Город просыпался лениво, будто нехотя. Влажный асфальт отражал размытые огни фонарей и жёлтые пятна окон, в которых кто-то уже заваривал первый кофе. Машина Виктора мягко скользила по улицам, а нервное постукивание по дверце звучало, как глухой метроном. Время – 07:14. Он выехал рано, на всякий случай. Сегодня всё должно было сложиться. Он должен был достигнуть цели.
Виктор мимолётно взглянул в зеркало – светло-серый взгляд, напряжённая линия скул. В другой ситуации он бы подумал, что выглядит как человек, уверенный в себе и в своем будущем. Но он знал – всё держится на волоске.
Мысли перескочили куда-то в детство. Не в первое, беззаботное, а в то, которое начинается с дневников, оценок, попыток доказать что-то взрослым, которые уже всё решили за тебя.
Витюша, хочешь быть лучшим? Ты же не хочешь быть как они?
Мать. Её голос всегда звучал будто из-за стены – тихо, но с нажимом. В нём не было ласки, только забота, выдавленная из долга. Даже когда гладила по голове – казалось, проверяет, не перегрелся ли процессор. Отец был другим – он молчаливо смотрел, не одобрял, не хвалил. От него исходила какая-то холодная уверенность, будто всё, что делало его чадо, само собой разумеющееся. Сдашь экзамен на 100? Молодец, но чего ты ожидал, аплодисментов?

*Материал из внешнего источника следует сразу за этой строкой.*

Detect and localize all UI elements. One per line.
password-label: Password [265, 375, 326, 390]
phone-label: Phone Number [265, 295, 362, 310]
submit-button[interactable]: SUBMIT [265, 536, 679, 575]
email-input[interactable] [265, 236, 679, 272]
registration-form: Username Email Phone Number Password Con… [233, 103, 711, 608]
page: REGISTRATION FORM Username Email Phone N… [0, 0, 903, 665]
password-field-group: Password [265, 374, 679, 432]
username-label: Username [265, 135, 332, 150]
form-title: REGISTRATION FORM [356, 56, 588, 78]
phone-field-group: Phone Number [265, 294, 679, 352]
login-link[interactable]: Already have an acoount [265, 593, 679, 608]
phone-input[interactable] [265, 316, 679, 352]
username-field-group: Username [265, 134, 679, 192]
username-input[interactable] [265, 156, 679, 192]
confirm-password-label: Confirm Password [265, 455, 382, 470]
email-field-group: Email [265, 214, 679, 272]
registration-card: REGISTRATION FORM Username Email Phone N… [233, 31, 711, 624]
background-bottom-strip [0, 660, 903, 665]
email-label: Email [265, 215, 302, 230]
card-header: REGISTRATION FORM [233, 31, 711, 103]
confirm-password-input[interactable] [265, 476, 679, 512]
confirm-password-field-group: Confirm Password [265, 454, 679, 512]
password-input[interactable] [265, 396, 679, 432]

Виктор всё время сравнивал себя с другими. С одноклассниками, преподавателями, даже случайными прохожими. Он не просто хотел быть первым – он хотел, чтобы все его признали. Вслух. Чтобы не было сомнений, что он здесь главный. Он отмахнулся от воспоминаний – будто стряхивал соринку с лацкана пиджака. Он не позволял себе утопать в прошлом. Не сегодня.

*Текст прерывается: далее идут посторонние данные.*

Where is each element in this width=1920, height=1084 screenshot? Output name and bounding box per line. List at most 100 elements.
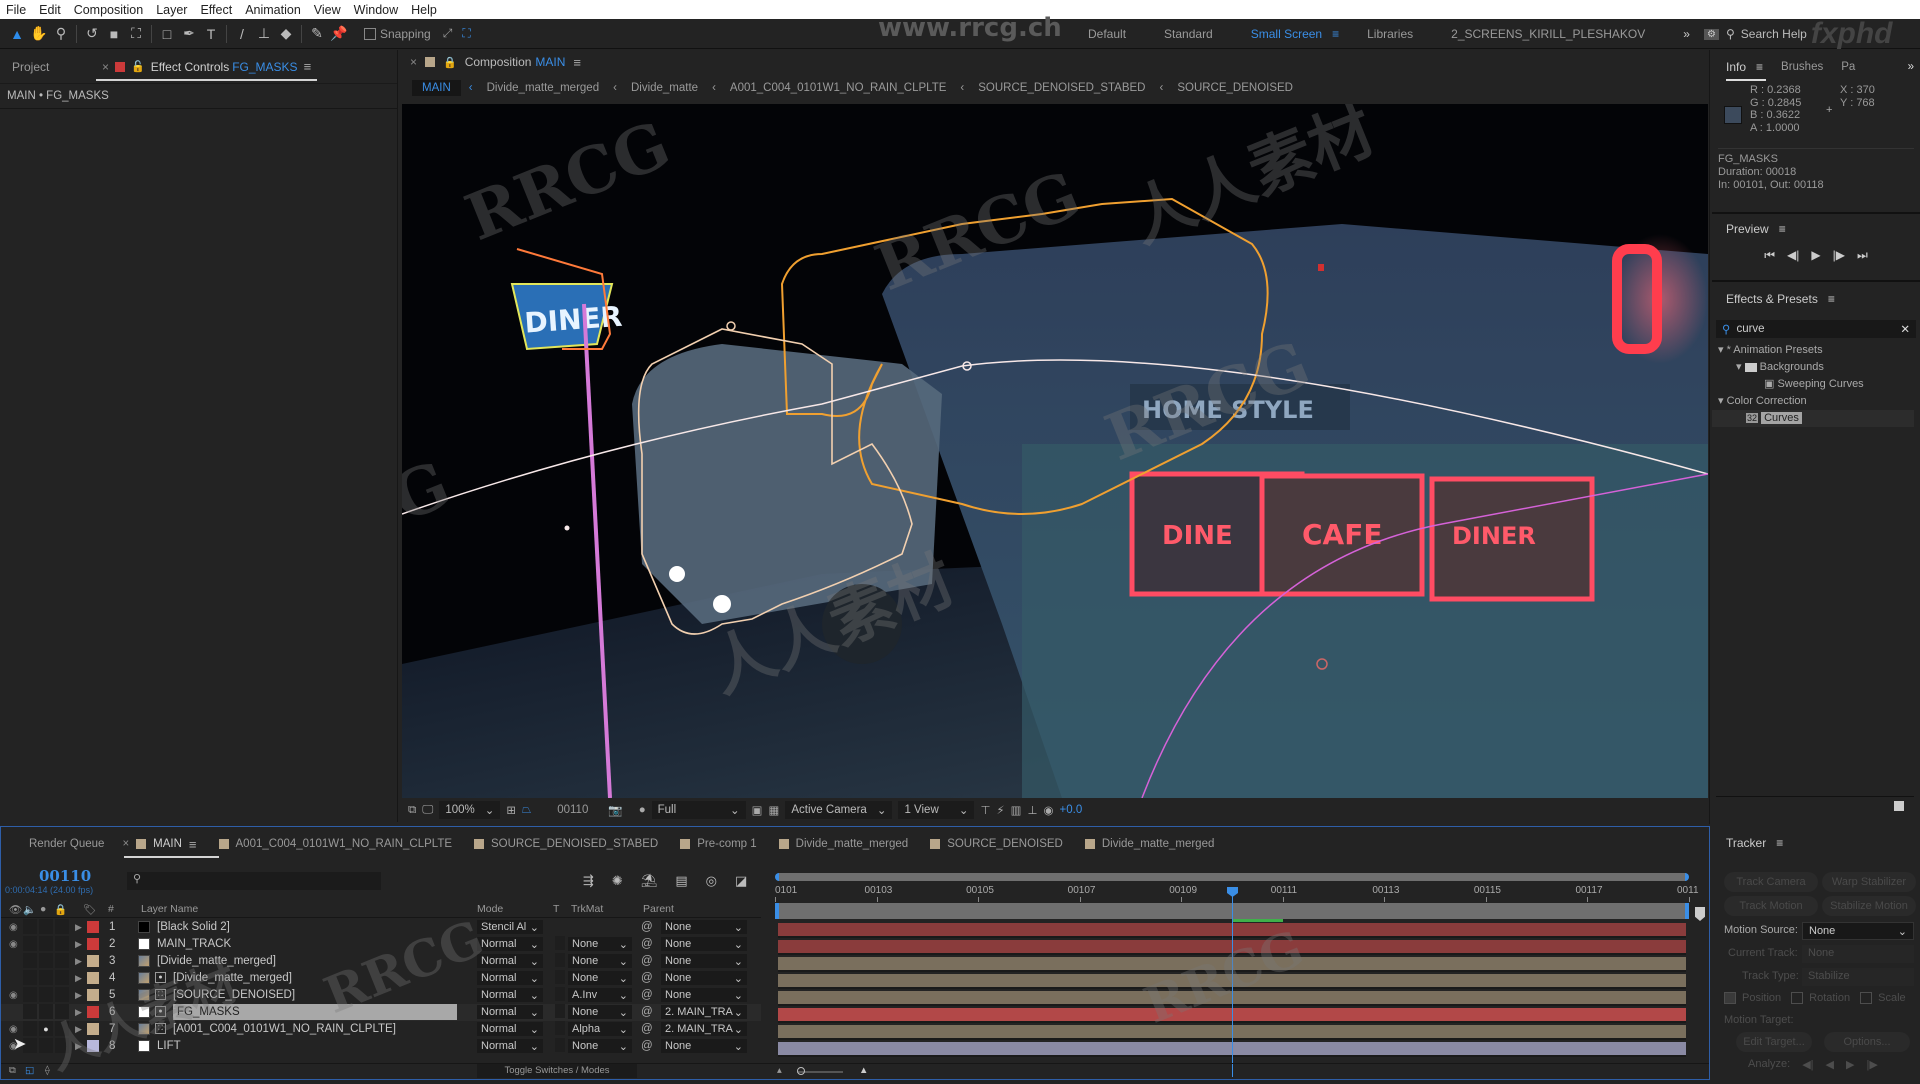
track-motion-button[interactable]: Track Motion — [1724, 896, 1818, 916]
tab-render-queue[interactable]: Render Queue — [1, 827, 122, 861]
edit-target-button[interactable]: Edit Target... — [1736, 1032, 1812, 1052]
mode-dropdown[interactable]: Stencil Al ⌄ — [477, 920, 543, 934]
search-help-input[interactable]: ⚲ Search Help fxphd — [1726, 17, 1916, 50]
parent-dropdown[interactable]: None ⌄ — [661, 954, 747, 968]
warp-stabilizer-button[interactable]: Warp Stabilizer — [1822, 872, 1916, 892]
parent-dropdown[interactable]: None ⌄ — [661, 920, 747, 934]
analyze-backward-icon[interactable]: ◀ — [1826, 1058, 1834, 1071]
trkmat-dropdown[interactable]: None ⌄ — [568, 971, 632, 985]
timeline-tab[interactable]: SOURCE_DENOISED — [930, 827, 1085, 861]
menu-animation[interactable]: Animation — [245, 3, 308, 17]
comp-marker-bin[interactable] — [1695, 907, 1705, 921]
solo-toggle[interactable] — [39, 970, 53, 985]
mode-dropdown[interactable]: Normal ⌄ — [477, 971, 543, 985]
timeline-tab[interactable]: A001_C004_0101W1_NO_RAIN_CLPLTE — [218, 827, 475, 861]
solo-toggle[interactable] — [39, 936, 53, 951]
visibility-toggle-icon[interactable]: ◉ — [9, 987, 21, 1003]
menu-edit[interactable]: Edit — [39, 3, 68, 17]
pick-whip-icon[interactable]: @ — [641, 919, 653, 935]
selection-tool-icon[interactable]: ▲ — [6, 23, 28, 45]
audio-toggle[interactable] — [23, 953, 37, 968]
current-track-dropdown[interactable]: None — [1802, 945, 1914, 963]
composition-viewer[interactable]: DINE CAFE DINER HOME STYLE DINER RRCG RR… — [402, 104, 1708, 798]
mode-dropdown[interactable]: Normal ⌄ — [477, 954, 543, 968]
lock-toggle[interactable] — [55, 987, 69, 1002]
camera-dropdown[interactable]: Active Camera ⌄ — [785, 801, 893, 819]
layer-name[interactable]: [SOURCE_DENOISED] — [173, 987, 295, 1003]
trkmat-dropdown[interactable]: Alpha ⌄ — [568, 1022, 632, 1036]
current-time-display[interactable]: 00110 — [557, 804, 588, 816]
layer-row[interactable]: ◉ ▶ 5 ⛶ [SOURCE_DENOISED] Normal ⌄ A.Inv ⌄ @ None ⌄ — [1, 987, 761, 1004]
lock-toggle[interactable] — [55, 1038, 69, 1053]
lock-toggle[interactable] — [55, 936, 69, 951]
expand-layer-icon[interactable]: ▶ — [75, 1004, 82, 1020]
shy-layers-icon[interactable]: ⛱ — [641, 873, 658, 889]
zoom-tool-icon[interactable]: ⚲ — [50, 23, 72, 45]
label-color-swatch[interactable] — [87, 938, 99, 950]
trkmat-dropdown[interactable]: None ⌄ — [568, 954, 632, 968]
track-type-dropdown[interactable]: Stabilize — [1802, 968, 1914, 986]
layer-switches-icon[interactable]: ⧉ — [9, 1065, 16, 1076]
menu-window[interactable]: Window — [354, 3, 405, 17]
pick-whip-icon[interactable]: @ — [641, 1004, 653, 1020]
breadcrumb-item[interactable]: SOURCE_DENOISED_STABED — [978, 82, 1145, 94]
hand-tool-icon[interactable]: ✋ — [28, 23, 50, 45]
previous-frame-icon[interactable]: ◀| — [1787, 248, 1799, 263]
comp-flowchart-icon[interactable]: ⇶ — [583, 873, 594, 889]
motion-source-dropdown[interactable]: None ⌄ — [1802, 922, 1914, 940]
first-frame-icon[interactable]: ⏮ — [1764, 248, 1775, 263]
menu-composition[interactable]: Composition — [74, 3, 150, 17]
expand-layer-icon[interactable]: ▶ — [75, 919, 82, 935]
visibility-toggle-icon[interactable] — [9, 1004, 21, 1020]
zoom-out-icon[interactable]: ▴ — [777, 1065, 782, 1076]
clone-stamp-tool-icon[interactable]: ⊥ — [253, 23, 275, 45]
workspace-settings-icon[interactable]: ⚙ — [1703, 28, 1719, 40]
breadcrumb-item[interactable]: Divide_matte_merged — [487, 82, 600, 94]
visibility-toggle-icon[interactable] — [9, 970, 21, 986]
timeline-tab[interactable]: SOURCE_DENOISED_STABED — [474, 827, 680, 861]
timeline-tab[interactable]: Pre-comp 1 — [680, 827, 778, 861]
puppet-pin-tool-icon[interactable]: 📌 — [328, 23, 350, 45]
options-button[interactable]: Options... — [1824, 1032, 1910, 1052]
rectangle-tool-icon[interactable]: □ — [156, 23, 178, 45]
layer-search-input[interactable]: ⚲ — [127, 872, 381, 890]
lock-toggle[interactable] — [55, 953, 69, 968]
trkmat-dropdown[interactable]: None ⌄ — [568, 1005, 632, 1019]
layer-row[interactable]: ◉ ▶ 8 LIFT Normal ⌄ None ⌄ @ None ⌄ — [1, 1038, 761, 1055]
preserve-transparency-toggle[interactable] — [555, 1021, 565, 1035]
motion-path-vertex[interactable] — [564, 525, 570, 531]
lock-toggle[interactable] — [55, 919, 69, 934]
parent-dropdown[interactable]: 2. MAIN_TRA ⌄ — [661, 1005, 747, 1019]
solo-toggle[interactable] — [39, 1038, 53, 1053]
fast-previews-icon[interactable]: ▣ — [752, 803, 763, 817]
composition-tab[interactable]: × 🔒 Composition MAIN ≡ — [400, 50, 1709, 74]
workspace-small-screen[interactable]: Small Screen — [1251, 27, 1322, 41]
timeline-tab[interactable]: × MAIN ≡ — [122, 827, 219, 861]
magnification-dropdown[interactable]: 100% ⌄ — [439, 801, 501, 819]
trkmat-dropdown[interactable]: None ⌄ — [568, 1039, 632, 1053]
draft-3d-icon[interactable]: ✺ — [612, 873, 623, 889]
audio-toggle[interactable] — [23, 970, 37, 985]
parent-dropdown[interactable]: 2. MAIN_TRA ⌄ — [661, 1022, 747, 1036]
mode-dropdown[interactable]: Normal ⌄ — [477, 1039, 543, 1053]
layer-name[interactable]: FG_MASKS — [173, 1004, 457, 1020]
current-time-display[interactable]: 00110 — [39, 867, 91, 885]
camera-tool-icon[interactable]: ■ — [103, 23, 125, 45]
new-bin-icon[interactable] — [1894, 801, 1904, 811]
label-color-swatch[interactable] — [87, 1006, 99, 1018]
expand-layer-icon[interactable]: ▶ — [75, 970, 82, 986]
rotate-tool-icon[interactable]: ↺ — [81, 23, 103, 45]
layer-name[interactable]: MAIN_TRACK — [157, 936, 231, 952]
label-color-swatch[interactable] — [87, 989, 99, 1001]
tab-effect-controls[interactable]: × 🔓 Effect Controls FG_MASKS ≡ — [90, 50, 323, 83]
label-color-swatch[interactable] — [87, 921, 99, 933]
menu-layer[interactable]: Layer — [156, 3, 194, 17]
preserve-transparency-toggle[interactable] — [555, 970, 565, 984]
layer-name[interactable]: LIFT — [157, 1038, 181, 1054]
solo-toggle[interactable] — [39, 1004, 53, 1019]
tab-info[interactable]: Info ≡ — [1726, 60, 1763, 74]
visibility-toggle-icon[interactable] — [9, 953, 21, 969]
label-color-swatch[interactable] — [87, 955, 99, 967]
pick-whip-icon[interactable]: @ — [641, 936, 653, 952]
panel-menu-icon[interactable]: ≡ — [189, 837, 197, 852]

Автомобиль уверенно вышел на проспект. Поток был плотным, но двигался размеренно, словно река, у которой давно отбили стремление бунтовать. Виктор убавив музыку, приоткрыл окно – город ворвался в салон сыроватым воздухом, в котором мешались ароматы сдобы, бензина и мокрого бетона. У светофора мнутся люди – кто в дешёвых пуховиках, кто в костюмах с аккуратными складками на штанинах.
Машина ползёт вперёд, утыкаясь в поток. С левого ряда кто-то резко перестраивается без поворотника, и Виктор качает головой, не из-за злости – от презрения. Все одинаковые. Давят друг друга на переходах, спорят в магазинах, пьют, чтобы забыть или чтобы казаться сильнее. Притворяются.
Виктор щурится – сквозь лобовое стекло лучи солнца бьют в лицо, острые, холодные, словно иглы. Мир будто построен на фальши: дома – декорации, улыбки – трещат словно маски при ближайшем рассмотрении. Всё это спектакль, и он в нём зритель, который единственный заметил, что сцена давно прогнила.
Мимо проплывал район, в котором он бы никогда не жил. Пятиэтажки со следами ржавчины на подоконниках. Старый вывесочный шрифт на аптеке. Бледно-жёлтые шторы в окне второго этажа – в таких окнах всегда сидят кошки и смотрят, как стареют улицы.
Светофор. Бабушка с ребёнком. Мальчик смотрел на его машину с тем самым чистым вниманием, которое бывает только у детей – без страха, без подозрения, будто мир ещё не показал ему, насколько он может быть жесток. Виктор отвёл взгляд. В таких глазах он видел прошлое, которого у него не было. Или которое было, но кончилось слишком рано. Он завидовал – не осознанно, не остро, а тихо. Завидовал этой незащищённой, беспричинной радости. Он снова сосредоточился. Осталось немного. Несколько поворотов, здание с остеклением и охраной, лифт с зеркалами, переговорная комната. Слово за словом. Ход за ходом.
Поворот с проспекта. Широкая улица с одинаковыми офисными коробками, будто город вдруг решил быть скучным и у него это вышло.